Published March 06, 2004
NEW YORK – Her daughter was in tears but Martha Stewart (search) kept her composure, maintaining her reputation as a well-tempered etiquette expert even during the delivery of verdicts convicting her of obstructing justice and lying to the government.
But the scene turned chaotic as journalists stampeded outside to deliver the news in front of the columned federal courthouse in lower Manhattan.
Some wildly waved red banners or signs — prearranged codes for "guilty." That didn't prevent erroneous television news reports that the jury had found Stewart innocent of conspiracy.
Stewart had been forced to wait more than an hour for U.S. District Judge Miriam Goldman Cedarbaum (search) to arrive to read the verdict Friday.
Tension built in the courtroom as Stewart repeatedly checked her watch and twirled a pen in her fingers.
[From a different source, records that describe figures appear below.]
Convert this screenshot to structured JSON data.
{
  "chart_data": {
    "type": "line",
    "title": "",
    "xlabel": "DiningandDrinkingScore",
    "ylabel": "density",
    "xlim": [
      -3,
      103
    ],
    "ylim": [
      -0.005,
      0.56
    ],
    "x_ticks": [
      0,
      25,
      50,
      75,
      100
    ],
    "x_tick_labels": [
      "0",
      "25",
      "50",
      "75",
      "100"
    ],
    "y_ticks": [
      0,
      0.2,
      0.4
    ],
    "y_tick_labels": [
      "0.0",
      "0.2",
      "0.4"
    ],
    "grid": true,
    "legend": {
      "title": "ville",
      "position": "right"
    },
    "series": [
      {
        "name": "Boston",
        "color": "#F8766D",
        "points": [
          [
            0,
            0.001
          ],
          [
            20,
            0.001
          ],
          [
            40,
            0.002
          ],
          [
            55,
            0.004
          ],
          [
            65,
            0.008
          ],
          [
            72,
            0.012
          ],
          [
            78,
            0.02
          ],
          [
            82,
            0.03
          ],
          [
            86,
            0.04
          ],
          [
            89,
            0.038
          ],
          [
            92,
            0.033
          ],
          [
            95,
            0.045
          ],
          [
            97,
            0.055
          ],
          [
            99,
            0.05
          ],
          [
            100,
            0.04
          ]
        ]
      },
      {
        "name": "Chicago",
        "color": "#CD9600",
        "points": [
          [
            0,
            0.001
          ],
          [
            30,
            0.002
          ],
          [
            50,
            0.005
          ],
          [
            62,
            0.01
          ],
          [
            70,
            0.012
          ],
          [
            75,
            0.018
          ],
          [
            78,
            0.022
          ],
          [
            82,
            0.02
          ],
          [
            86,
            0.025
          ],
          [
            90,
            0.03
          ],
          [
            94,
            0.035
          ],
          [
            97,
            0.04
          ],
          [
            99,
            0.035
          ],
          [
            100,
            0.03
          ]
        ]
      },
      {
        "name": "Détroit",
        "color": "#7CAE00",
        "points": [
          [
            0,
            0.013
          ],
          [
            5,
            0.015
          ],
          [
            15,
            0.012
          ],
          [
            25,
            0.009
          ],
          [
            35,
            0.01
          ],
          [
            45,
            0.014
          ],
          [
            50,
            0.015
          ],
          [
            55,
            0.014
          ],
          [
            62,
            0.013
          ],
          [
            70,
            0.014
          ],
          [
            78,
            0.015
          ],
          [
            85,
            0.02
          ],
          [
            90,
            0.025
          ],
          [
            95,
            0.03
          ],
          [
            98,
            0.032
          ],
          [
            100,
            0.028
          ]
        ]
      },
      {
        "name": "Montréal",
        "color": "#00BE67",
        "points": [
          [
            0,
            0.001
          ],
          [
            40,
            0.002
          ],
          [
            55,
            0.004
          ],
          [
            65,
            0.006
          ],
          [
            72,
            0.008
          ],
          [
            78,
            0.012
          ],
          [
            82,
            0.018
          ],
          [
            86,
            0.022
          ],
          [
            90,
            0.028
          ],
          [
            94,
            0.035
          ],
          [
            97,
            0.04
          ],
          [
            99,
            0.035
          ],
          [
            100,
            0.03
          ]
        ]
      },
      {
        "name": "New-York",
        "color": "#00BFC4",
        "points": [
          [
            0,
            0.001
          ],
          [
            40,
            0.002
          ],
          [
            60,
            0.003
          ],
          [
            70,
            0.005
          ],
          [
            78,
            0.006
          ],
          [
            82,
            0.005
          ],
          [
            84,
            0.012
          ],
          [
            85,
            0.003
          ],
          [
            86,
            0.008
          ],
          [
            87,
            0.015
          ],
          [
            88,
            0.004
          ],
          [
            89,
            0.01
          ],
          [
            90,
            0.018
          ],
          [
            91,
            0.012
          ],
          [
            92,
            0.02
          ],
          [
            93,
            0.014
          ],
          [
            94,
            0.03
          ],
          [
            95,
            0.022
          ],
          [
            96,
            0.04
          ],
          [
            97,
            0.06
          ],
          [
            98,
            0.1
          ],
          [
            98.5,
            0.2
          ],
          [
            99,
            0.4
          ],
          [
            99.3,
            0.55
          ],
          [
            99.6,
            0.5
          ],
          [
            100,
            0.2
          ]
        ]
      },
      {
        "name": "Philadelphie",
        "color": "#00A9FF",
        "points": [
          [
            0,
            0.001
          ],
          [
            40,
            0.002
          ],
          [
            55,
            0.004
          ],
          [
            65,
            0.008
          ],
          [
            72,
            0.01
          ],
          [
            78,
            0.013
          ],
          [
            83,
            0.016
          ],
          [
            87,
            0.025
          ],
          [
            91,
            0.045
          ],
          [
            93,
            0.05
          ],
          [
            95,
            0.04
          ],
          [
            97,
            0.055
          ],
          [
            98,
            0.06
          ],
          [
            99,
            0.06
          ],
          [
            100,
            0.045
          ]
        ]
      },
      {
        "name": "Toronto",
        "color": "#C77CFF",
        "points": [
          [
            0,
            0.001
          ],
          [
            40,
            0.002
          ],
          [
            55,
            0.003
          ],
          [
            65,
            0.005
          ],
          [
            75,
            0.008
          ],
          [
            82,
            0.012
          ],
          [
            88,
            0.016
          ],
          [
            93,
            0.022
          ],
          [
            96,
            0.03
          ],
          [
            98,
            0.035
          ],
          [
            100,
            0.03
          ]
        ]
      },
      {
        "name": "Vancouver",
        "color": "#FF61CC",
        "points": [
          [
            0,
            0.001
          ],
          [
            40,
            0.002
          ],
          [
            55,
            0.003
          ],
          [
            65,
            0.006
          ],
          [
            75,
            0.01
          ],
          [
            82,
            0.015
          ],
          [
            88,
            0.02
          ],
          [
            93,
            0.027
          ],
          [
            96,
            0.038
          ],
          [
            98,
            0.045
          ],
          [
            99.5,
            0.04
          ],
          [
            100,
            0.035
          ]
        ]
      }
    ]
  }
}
The courtroom filled to standing-room-only with Stewart supporters, prosecutors, U.S. marshals, reporters and curiosity seekers.
Cedarbaum's reading of the verdict took less than two minutes, the four pronouncements of "guilty" — for conspiracy, obstruction of justice and two counts of false statements — coming in rapid succession. Stewart's jaw appeared to tighten and her eyes widened slightly, but she otherwise kept her composure.
As reporters broke for the door, the judge admonished: "Please — this is a courtroom."
Stewart heard the judge set a June 17 sentencing date before she stood and was escorted out of the courtroom by lawyers and a bodyguard.
Her daughter, Alexis Stewart (search), was in tears.
Afterward, juror Chappell Hartridge said he was "a little bit surprised" that the defendant wasn't as emotional as her daughter.
"I expected a strong reaction," he said.
When Stewart left the courthouse, several dozen bystanders chanted "We love Martha." A few even hissed when U.S. Attorney David Kelley came out to appear before TV cameras.
College student Daniele Frazier wore a button with Stewart's picture and a T-shirt emblazoned with "Save Martha Stewart" for the occasion. She called Stewart a scapegoat.
"I think there are a lot of other people who deserve this before her," she said. "I think a lot of the stuff against her is because she's a woman and a celebrity."
Stewart rewarded her fans with a hint of a smile. Then, as she had each day of her trial, she disappeared into a sport utility vehicle and was driven away.